Subscriptions are irrevocable and the purchase price is non-refundable as expressly stated in this Offering Circular. The Company, by determination of the Board of Directors, in its sole discretion, may issue the Securities under this Offering for cash, promissory notes, services, and/or other consideration without notice to subscribers. All proceeds received by the Company from subscribers for this Offering will be available for use by the Company upon acceptance of subscriptions for the Securities by the Company.



Sale of these shares will commence within two calendar days of the qualification date and it will be a continuous Offering pursuant to Rule 251(d)(3)(i)(F).





1






This Offering will be conducted on a “best-efforts” basis, which means our Officers will use their commercially reasonable best efforts in an attempt to offer and sell the Shares. Our Officers will not receive any commission or any other remuneration for these sales. In offering the securities on our behalf, the Officers will rely on the safe harbor from broker-dealer registration set out in Rule 3a4-1 under the Securities Exchange Act of 1934, as amended.



This Offering Circular shall not constitute an offer to sell or the solicitation of an offer to buy, nor shall there be any sales of these securities in any state or jurisdiction in which such offer, solicitation or sale would be unlawful, prior to registration or qualification under the laws of any such state.

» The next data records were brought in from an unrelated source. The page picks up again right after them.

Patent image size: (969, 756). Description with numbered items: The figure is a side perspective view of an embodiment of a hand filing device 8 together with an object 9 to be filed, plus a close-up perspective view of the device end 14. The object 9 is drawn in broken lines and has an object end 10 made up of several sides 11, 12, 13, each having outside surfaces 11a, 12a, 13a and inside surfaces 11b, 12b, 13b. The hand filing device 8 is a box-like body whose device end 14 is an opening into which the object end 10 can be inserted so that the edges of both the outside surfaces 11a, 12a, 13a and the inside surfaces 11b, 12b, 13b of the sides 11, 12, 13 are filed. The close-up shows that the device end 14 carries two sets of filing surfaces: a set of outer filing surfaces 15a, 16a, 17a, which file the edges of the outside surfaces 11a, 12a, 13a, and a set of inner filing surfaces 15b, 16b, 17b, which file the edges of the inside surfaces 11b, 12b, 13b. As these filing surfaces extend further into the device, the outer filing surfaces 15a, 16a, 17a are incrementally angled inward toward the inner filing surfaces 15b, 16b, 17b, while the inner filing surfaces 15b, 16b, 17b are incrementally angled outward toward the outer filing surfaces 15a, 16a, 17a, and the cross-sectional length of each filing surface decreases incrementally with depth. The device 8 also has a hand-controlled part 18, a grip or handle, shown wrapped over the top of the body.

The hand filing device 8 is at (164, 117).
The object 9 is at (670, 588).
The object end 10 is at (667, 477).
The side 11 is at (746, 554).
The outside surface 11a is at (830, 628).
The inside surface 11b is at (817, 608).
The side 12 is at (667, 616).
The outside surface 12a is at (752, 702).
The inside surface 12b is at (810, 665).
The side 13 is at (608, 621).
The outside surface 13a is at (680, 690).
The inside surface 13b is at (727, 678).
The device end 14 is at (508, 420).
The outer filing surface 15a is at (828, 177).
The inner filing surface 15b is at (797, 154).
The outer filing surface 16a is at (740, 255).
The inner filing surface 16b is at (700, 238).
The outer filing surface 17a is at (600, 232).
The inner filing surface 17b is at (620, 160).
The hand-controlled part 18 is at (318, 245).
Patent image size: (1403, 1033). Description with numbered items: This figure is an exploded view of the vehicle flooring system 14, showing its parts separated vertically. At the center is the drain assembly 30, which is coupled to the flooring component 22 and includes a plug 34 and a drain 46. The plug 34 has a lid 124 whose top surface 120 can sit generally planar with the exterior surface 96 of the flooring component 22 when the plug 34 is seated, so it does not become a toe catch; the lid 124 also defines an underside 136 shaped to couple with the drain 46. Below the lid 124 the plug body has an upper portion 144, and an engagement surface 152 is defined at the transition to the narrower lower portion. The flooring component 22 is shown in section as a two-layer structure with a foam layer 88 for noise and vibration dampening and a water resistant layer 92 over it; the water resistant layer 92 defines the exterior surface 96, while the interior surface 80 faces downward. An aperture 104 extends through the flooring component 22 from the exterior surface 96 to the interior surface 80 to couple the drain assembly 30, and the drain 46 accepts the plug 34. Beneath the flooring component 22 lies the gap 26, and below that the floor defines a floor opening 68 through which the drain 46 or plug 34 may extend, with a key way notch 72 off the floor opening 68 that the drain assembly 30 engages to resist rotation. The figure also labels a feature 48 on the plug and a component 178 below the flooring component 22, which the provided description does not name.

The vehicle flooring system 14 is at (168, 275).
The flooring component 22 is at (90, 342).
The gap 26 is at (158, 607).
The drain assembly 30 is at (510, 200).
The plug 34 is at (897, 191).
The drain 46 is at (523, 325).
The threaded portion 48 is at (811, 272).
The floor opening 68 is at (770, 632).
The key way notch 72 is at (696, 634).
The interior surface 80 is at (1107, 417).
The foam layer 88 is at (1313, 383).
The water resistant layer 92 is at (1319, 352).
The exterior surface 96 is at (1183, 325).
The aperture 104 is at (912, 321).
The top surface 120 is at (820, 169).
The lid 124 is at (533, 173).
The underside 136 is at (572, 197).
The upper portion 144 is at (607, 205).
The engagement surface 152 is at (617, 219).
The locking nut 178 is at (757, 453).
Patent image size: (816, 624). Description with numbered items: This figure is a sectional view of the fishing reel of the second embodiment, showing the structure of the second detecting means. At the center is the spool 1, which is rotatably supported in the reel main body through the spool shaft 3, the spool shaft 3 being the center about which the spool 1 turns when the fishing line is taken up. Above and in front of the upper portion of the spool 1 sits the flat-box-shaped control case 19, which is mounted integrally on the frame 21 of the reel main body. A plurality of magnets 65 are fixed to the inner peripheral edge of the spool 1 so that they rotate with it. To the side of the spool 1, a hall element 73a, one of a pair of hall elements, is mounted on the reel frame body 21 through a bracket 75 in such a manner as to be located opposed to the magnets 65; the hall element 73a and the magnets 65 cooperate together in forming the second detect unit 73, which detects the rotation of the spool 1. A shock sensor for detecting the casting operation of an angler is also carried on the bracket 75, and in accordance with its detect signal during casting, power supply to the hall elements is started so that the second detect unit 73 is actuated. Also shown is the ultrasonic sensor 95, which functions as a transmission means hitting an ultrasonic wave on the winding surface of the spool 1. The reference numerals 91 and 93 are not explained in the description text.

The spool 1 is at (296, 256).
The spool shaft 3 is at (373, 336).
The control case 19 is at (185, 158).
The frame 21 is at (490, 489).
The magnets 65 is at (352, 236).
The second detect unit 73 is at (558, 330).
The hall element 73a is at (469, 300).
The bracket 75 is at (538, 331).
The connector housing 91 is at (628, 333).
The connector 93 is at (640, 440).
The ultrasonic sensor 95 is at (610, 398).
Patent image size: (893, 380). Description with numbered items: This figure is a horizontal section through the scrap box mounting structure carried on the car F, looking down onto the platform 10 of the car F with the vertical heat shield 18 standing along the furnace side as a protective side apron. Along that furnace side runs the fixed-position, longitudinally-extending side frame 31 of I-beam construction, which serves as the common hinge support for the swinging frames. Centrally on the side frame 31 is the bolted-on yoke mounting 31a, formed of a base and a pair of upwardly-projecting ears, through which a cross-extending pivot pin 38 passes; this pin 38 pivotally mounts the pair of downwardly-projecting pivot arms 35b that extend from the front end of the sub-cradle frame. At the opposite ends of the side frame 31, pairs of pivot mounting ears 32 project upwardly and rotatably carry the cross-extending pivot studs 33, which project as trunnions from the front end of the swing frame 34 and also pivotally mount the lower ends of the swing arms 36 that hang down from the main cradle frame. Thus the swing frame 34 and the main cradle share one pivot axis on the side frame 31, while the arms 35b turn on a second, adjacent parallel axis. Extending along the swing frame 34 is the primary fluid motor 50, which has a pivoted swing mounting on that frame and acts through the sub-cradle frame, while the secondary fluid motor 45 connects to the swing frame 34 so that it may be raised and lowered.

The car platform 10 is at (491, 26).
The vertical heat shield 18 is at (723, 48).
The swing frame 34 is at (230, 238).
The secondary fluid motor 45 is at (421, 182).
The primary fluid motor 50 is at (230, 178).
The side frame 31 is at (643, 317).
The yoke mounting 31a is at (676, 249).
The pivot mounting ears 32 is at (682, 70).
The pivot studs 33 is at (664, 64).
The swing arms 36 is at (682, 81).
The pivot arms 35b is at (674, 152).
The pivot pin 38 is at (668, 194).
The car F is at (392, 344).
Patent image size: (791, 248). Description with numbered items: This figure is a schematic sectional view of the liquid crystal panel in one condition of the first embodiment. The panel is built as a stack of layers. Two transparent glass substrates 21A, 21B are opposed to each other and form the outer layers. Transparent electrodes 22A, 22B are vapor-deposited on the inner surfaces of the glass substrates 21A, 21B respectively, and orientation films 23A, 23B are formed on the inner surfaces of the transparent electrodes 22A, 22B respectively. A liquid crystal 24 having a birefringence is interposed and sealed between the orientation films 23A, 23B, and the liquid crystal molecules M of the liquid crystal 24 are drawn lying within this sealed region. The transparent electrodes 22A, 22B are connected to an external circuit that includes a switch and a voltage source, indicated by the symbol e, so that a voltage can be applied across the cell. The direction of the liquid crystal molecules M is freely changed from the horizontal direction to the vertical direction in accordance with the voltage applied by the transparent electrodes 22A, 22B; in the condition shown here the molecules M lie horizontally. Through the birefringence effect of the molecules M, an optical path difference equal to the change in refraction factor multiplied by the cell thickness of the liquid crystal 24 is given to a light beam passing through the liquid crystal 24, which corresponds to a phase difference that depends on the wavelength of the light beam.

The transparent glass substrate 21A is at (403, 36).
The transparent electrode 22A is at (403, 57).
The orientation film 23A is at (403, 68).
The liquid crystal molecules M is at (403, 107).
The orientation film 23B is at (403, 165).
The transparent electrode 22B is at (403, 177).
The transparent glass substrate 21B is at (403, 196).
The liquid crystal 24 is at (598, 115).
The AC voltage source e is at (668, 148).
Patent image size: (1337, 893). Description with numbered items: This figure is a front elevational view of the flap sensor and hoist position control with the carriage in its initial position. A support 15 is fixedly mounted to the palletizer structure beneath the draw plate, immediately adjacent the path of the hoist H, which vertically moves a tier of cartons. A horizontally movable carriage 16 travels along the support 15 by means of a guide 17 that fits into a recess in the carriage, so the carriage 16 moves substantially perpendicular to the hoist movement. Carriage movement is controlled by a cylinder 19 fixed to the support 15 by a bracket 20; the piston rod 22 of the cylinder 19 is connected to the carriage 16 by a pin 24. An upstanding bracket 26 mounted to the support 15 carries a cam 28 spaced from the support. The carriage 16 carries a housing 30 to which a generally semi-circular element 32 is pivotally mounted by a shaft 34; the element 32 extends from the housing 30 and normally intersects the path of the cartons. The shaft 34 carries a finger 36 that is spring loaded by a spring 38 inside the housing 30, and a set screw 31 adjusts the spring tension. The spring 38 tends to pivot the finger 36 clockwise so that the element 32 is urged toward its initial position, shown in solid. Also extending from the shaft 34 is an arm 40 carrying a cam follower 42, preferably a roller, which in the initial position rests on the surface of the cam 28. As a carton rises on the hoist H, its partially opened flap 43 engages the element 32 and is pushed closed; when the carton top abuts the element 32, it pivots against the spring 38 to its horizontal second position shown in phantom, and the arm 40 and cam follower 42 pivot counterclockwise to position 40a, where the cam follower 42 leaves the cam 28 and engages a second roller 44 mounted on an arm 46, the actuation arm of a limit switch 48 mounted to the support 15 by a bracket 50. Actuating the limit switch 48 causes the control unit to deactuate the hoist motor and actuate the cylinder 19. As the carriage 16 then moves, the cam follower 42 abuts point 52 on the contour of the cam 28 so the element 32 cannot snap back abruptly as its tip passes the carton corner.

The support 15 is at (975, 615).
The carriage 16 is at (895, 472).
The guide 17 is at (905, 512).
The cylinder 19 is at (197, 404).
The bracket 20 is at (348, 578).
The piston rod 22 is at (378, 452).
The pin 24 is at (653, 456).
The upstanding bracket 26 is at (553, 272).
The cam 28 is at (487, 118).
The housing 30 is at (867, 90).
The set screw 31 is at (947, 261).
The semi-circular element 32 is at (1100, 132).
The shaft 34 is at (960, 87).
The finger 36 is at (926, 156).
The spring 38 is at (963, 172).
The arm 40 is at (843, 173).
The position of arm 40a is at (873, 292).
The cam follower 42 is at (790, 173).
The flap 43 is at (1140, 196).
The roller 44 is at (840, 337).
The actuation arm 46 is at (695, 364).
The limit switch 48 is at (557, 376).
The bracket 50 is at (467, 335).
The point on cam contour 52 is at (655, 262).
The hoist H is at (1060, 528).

The Company is using the Offering Circular format in its disclosure in this Offering Circular.



Our Common Stock is traded in the OTCMarkets Pink Open Market under the stock symbol “GMEV.”



Investing in our Common Stock involves a high degree of risk. See “Risk Factors” beginning on page 9 for a discussion of certain risks that you should consider in connection with an investment in our Common Stock.



Per Share Total Maximum
Public Offering Price (1)(2) $ 0.0003 $ 3,000,000.00
Underwriting Discounts and Commissions (3) $ 0.000 $ 0
Proceeds to Company $ 0.0003 $ 3,000,000.00



(1) We are offering shares on a continuous basis. See “Distribution – Continuous Offering.

(2) This is a “best efforts” offering. The proceeds of this offering will not be placed into an escrow account. We will offer our Common Stock on a best effort’s basis primarily through an online platform. As there is no minimum offering, upon the approval of any subscription to this Offering Circular, the Company shall immediately deposit said proceeds into the bank account of the Company and may dispose of the proceeds in accordance with the Use of Proceeds. See “How to Subscribe.”

(3) We are offering these securities without an underwriter.

(4) Excludes estimated total offering expenses, including underwriting discount and commissions, will be approximately $30,000 assuming the maximum offering amount is sold.



Our Board of Directors used its business judgment in setting a value of $0.0003 per share to the Company as consideration for the stock to be issued under the Offering. The sales price per share bears no relationship to our book value or any other measure of our current value or worth.



THE UNITED STATES SECURITIES AND EXCHANGE COMMISSION DOES NOT PASS UPON THE MERITS OF OR GIVE ITS APPROVAL TO ANY SECURITIES OFFERED OR THE TERMS OF THE OFFERING, NOR DOES IT PASS UPON THE ACCURACY OR COMPLETENESS OF ANY OFFERING CIRCULAR OR OTHER SOLICITATION MATERIALS. THESE SECURITIES ARE OFFERED PURSUANT TO AN EXEMPTION FROM REGISTRATION WITH THE COMMISSION; HOWEVER, THE COMMISSION HAS NOT MADE AN INDEPENDENT DETERMINATION THAT THE SECURITIES OFFERED ARE EXEMPT FROM REGISTRATION.